Am Ende des Tages steht natürlich fest, dass RWE trotz einer starken Saisonleistung nicht aufgestiegen ist. Nach einer Mammutsaison von 40 Ligaspieltagen und 3.600 Saisonminuten. Das hat bei allen, auch bei uns von Jawattdenn.de Spuren hinterlassen. Die nun anstehende Sommer- und somit auch Schreib-und Fotopause dient quasi auch der Regeneration unserer Nerven. Dennoch gilt noch immer, was wir bereits vor dem Saisonfinale geschrieben haben, die Bewertung einer ganzen Spielzeit kann nicht allein davon abhängen, ob man aufgestiegen ist oder nicht. Die goldene Ananas anstatt der goldenen Aufstiegsmedaille zu gewinnen, ist dennoch sehr enttäuschend. Einfacher wird es auch in Zukunft nicht werden. Indizien dafür sind die feststehenden Abgänge von Mittelfeldjuwel Amara Condé und Mentalitätsmonster Ali Hahn, die nicht allen im Essener Umfeld gefallen. RWE arbeitet bereits mit Volldampf an der Mannschaft für die Spielzeit 2021/22, der wir uns dann zu gegebener Zeit genauer widmen werden.

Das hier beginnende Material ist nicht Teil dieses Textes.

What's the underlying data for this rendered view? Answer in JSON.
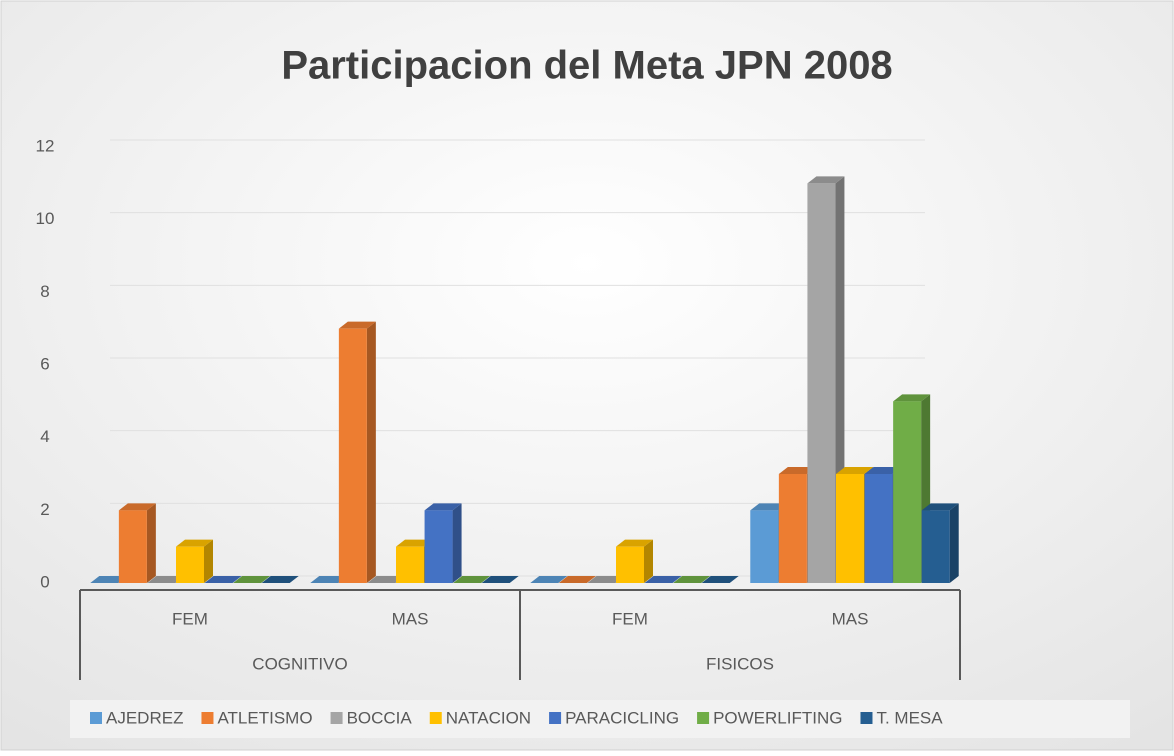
{
  "chart_data": {
    "type": "bar3d",
    "title": "Participacion del Meta JPN 2008",
    "groups": [
      {
        "name": "COGNITIVO",
        "categories": [
          "FEM",
          "MAS"
        ]
      },
      {
        "name": "FISICOS",
        "categories": [
          "FEM",
          "MAS"
        ]
      }
    ],
    "series": [
      {
        "name": "AJEDREZ",
        "color": "#5b9bd5",
        "values": [
          0,
          0,
          0,
          2
        ]
      },
      {
        "name": "ATLETISMO",
        "color": "#ed7d31",
        "values": [
          2,
          7,
          0,
          3
        ]
      },
      {
        "name": "BOCCIA",
        "color": "#a5a5a5",
        "values": [
          0,
          0,
          0,
          11
        ]
      },
      {
        "name": "NATACION",
        "color": "#ffc000",
        "values": [
          1,
          1,
          1,
          3
        ]
      },
      {
        "name": "PARACICLING",
        "color": "#4472c4",
        "values": [
          0,
          2,
          0,
          3
        ]
      },
      {
        "name": "POWERLIFTING",
        "color": "#70ad47",
        "values": [
          0,
          0,
          0,
          5
        ]
      },
      {
        "name": "T. MESA",
        "color": "#255e91",
        "values": [
          0,
          0,
          0,
          2
        ]
      }
    ],
    "ylim": [
      0,
      12
    ],
    "yticks": [
      0,
      2,
      4,
      6,
      8,
      10,
      12
    ],
    "grid": true,
    "legend": "bottom"
  }
}
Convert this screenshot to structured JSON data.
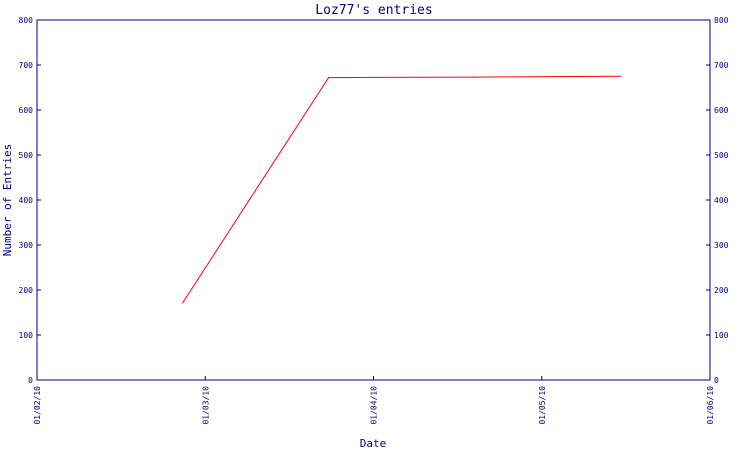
{
  "chart_data": {
    "type": "line",
    "title": "Loz77's entries",
    "xlabel": "Date",
    "ylabel": "Number of Entries",
    "x_ticks": [
      "01/02/10",
      "01/03/10",
      "01/04/10",
      "01/05/10",
      "01/06/10"
    ],
    "y_ticks": [
      "0",
      "100",
      "200",
      "300",
      "400",
      "500",
      "600",
      "700",
      "800"
    ],
    "ylim": [
      0,
      800
    ],
    "xlim": [
      "2010-02-01",
      "2010-06-01"
    ],
    "grid": false,
    "series": [
      {
        "color": "#ff0000",
        "points": [
          {
            "x": "2010-02-27",
            "y": 172
          },
          {
            "x": "2010-03-25",
            "y": 672
          },
          {
            "x": "2010-04-20",
            "y": 673
          },
          {
            "x": "2010-05-16",
            "y": 675
          }
        ]
      }
    ],
    "colors": {
      "axis": "#000080",
      "text": "#000080",
      "line": "#ff0000"
    }
  }
}
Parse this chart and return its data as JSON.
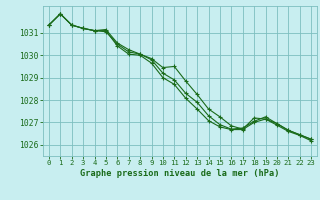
{
  "title": "Graphe pression niveau de la mer (hPa)",
  "background_color": "#c8eef0",
  "grid_color": "#7dbfbf",
  "line_color": "#1a6b1a",
  "xlim": [
    -0.5,
    23.5
  ],
  "ylim": [
    1025.5,
    1032.2
  ],
  "yticks": [
    1026,
    1027,
    1028,
    1029,
    1030,
    1031
  ],
  "xticks": [
    0,
    1,
    2,
    3,
    4,
    5,
    6,
    7,
    8,
    9,
    10,
    11,
    12,
    13,
    14,
    15,
    16,
    17,
    18,
    19,
    20,
    21,
    22,
    23
  ],
  "series1": [
    1031.35,
    1031.85,
    1031.35,
    1031.2,
    1031.1,
    1031.05,
    1030.5,
    1030.15,
    1030.05,
    1029.85,
    1029.45,
    1029.5,
    1028.85,
    1028.25,
    1027.6,
    1027.25,
    1026.85,
    1026.7,
    1027.2,
    1027.15,
    1026.95,
    1026.65,
    1026.45,
    1026.25
  ],
  "series2": [
    1031.35,
    1031.85,
    1031.35,
    1031.2,
    1031.1,
    1031.15,
    1030.55,
    1030.25,
    1030.05,
    1029.8,
    1029.2,
    1028.9,
    1028.3,
    1027.9,
    1027.3,
    1026.9,
    1026.7,
    1026.75,
    1027.05,
    1027.25,
    1026.95,
    1026.65,
    1026.45,
    1026.25
  ],
  "series3": [
    1031.35,
    1031.85,
    1031.35,
    1031.2,
    1031.1,
    1031.1,
    1030.42,
    1030.05,
    1030.0,
    1029.65,
    1029.0,
    1028.7,
    1028.08,
    1027.6,
    1027.08,
    1026.8,
    1026.68,
    1026.68,
    1027.0,
    1027.15,
    1026.88,
    1026.6,
    1026.42,
    1026.18
  ]
}
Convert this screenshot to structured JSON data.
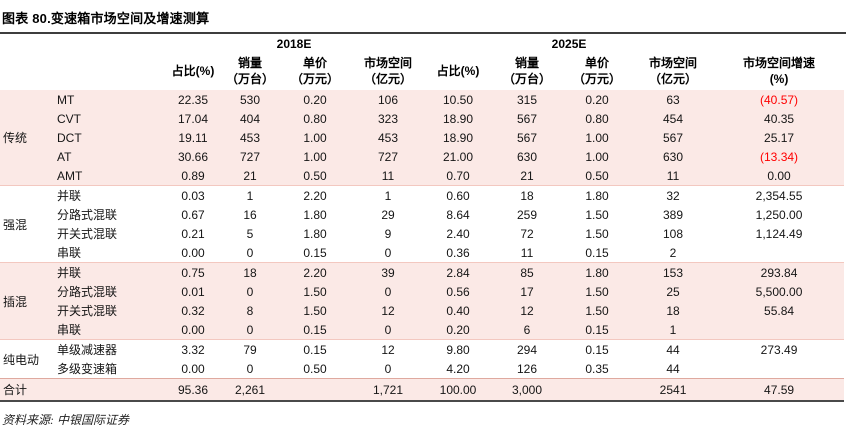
{
  "title": "图表 80.变速箱市场空间及增速测算",
  "source": "资料来源: 中银国际证券",
  "colors": {
    "row_shade_pink": "#fbe9e6",
    "negative_red": "#ff0000",
    "dark_rule": "#3d3d3d",
    "group_divider_pink": "#f3c8c0"
  },
  "header": {
    "year_groups": [
      "2018E",
      "2025E"
    ],
    "metric_columns": [
      {
        "line1": "占比(%)",
        "line2": ""
      },
      {
        "line1": "销量",
        "line2": "（万台）"
      },
      {
        "line1": "单价",
        "line2": "（万元）"
      },
      {
        "line1": "市场空间",
        "line2": "（亿元）"
      }
    ],
    "growth_column": {
      "line1": "市场空间增速",
      "line2": "(%)"
    }
  },
  "groups": [
    {
      "name": "传统",
      "shaded": true,
      "rows": [
        {
          "label": "MT",
          "values": [
            "22.35",
            "530",
            "0.20",
            "106",
            "10.50",
            "315",
            "0.20",
            "63",
            "(40.57)"
          ]
        },
        {
          "label": "CVT",
          "values": [
            "17.04",
            "404",
            "0.80",
            "323",
            "18.90",
            "567",
            "0.80",
            "454",
            "40.35"
          ]
        },
        {
          "label": "DCT",
          "values": [
            "19.11",
            "453",
            "1.00",
            "453",
            "18.90",
            "567",
            "1.00",
            "567",
            "25.17"
          ]
        },
        {
          "label": "AT",
          "values": [
            "30.66",
            "727",
            "1.00",
            "727",
            "21.00",
            "630",
            "1.00",
            "630",
            "(13.34)"
          ]
        },
        {
          "label": "AMT",
          "values": [
            "0.89",
            "21",
            "0.50",
            "11",
            "0.70",
            "21",
            "0.50",
            "11",
            "0.00"
          ]
        }
      ]
    },
    {
      "name": "强混",
      "shaded": false,
      "rows": [
        {
          "label": "并联",
          "values": [
            "0.03",
            "1",
            "2.20",
            "1",
            "0.60",
            "18",
            "1.80",
            "32",
            "2,354.55"
          ]
        },
        {
          "label": "分路式混联",
          "values": [
            "0.67",
            "16",
            "1.80",
            "29",
            "8.64",
            "259",
            "1.50",
            "389",
            "1,250.00"
          ]
        },
        {
          "label": "开关式混联",
          "values": [
            "0.21",
            "5",
            "1.80",
            "9",
            "2.40",
            "72",
            "1.50",
            "108",
            "1,124.49"
          ]
        },
        {
          "label": "串联",
          "values": [
            "0.00",
            "0",
            "0.15",
            "0",
            "0.36",
            "11",
            "0.15",
            "2",
            ""
          ]
        }
      ]
    },
    {
      "name": "插混",
      "shaded": true,
      "rows": [
        {
          "label": "并联",
          "values": [
            "0.75",
            "18",
            "2.20",
            "39",
            "2.84",
            "85",
            "1.80",
            "153",
            "293.84"
          ]
        },
        {
          "label": "分路式混联",
          "values": [
            "0.01",
            "0",
            "1.50",
            "0",
            "0.56",
            "17",
            "1.50",
            "25",
            "5,500.00"
          ]
        },
        {
          "label": "开关式混联",
          "values": [
            "0.32",
            "8",
            "1.50",
            "12",
            "0.40",
            "12",
            "1.50",
            "18",
            "55.84"
          ]
        },
        {
          "label": "串联",
          "values": [
            "0.00",
            "0",
            "0.15",
            "0",
            "0.20",
            "6",
            "0.15",
            "1",
            ""
          ]
        }
      ]
    },
    {
      "name": "纯电动",
      "shaded": false,
      "rows": [
        {
          "label": "单级减速器",
          "values": [
            "3.32",
            "79",
            "0.15",
            "12",
            "9.80",
            "294",
            "0.15",
            "44",
            "273.49"
          ]
        },
        {
          "label": "多级变速箱",
          "values": [
            "0.00",
            "0",
            "0.50",
            "0",
            "4.20",
            "126",
            "0.35",
            "44",
            ""
          ]
        }
      ]
    }
  ],
  "total": {
    "label": "合计",
    "values": [
      "95.36",
      "2,261",
      "",
      "1,721",
      "100.00",
      "3,000",
      "",
      "2541",
      "47.59"
    ]
  }
}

In der Saisonprognose für die Spielzeit 2020/21 hatten wir gar nicht so verkehrt gelegen und das Gros der Klubs dort eingeordnet, wo sie dann auch tatsächlich gelandet sind, inklusive der Wachablösung des Titelverteidigers SV Rödinghausen. Satte 12 Punkte hat Rot-Weiss Essen z.B. den Drittplatzierten Preußen Münster distanziert. Und tatsächlich glaubte Jawattdenn.de nicht, dass die Adlerträger ganz oben rankommen könnten. Um das Doppelte, nach Adam Riese sagenhafte 24 Punkte, enteilte RWE dem Vierten Fortuna Köln, obwohl beide genannten Vereine im Vorfeld der Saison Ambitionen angemeldet hatten. Das sind Welten. Den Kontrahenten aus dem Revier und seine Zweitvertretung hatten wir als Titelanwärter eingeordnet, jedoch die Frage gestellt, ob die Konstanz groß genug sei, um aufzusteigen. Sie war es und der Wunsch nach oben zu kommen, fand auch Ausdruck auf eine Art und Weise, die ich nicht mehr weiter thematisieren möchte. Für mich ist dieser Verein nach dieser Saison gestorben. Ebenso Teile seiner Fanszene, die Menschen auf der Südtribüne in einem Fadenkreuz abbilden, welche ihrer Meinung nach die Werte des Fußballs mit Füßen treten, während man sich selbst alle Freiheiten gegenüber anderen nimmt und jubelperserisch dafür feiert. Eine drastischere Aussage verbietet mir meine gute Erziehung, und dieser Klub verdient keine weitere Zeile mehr bei Jawattdenn.de.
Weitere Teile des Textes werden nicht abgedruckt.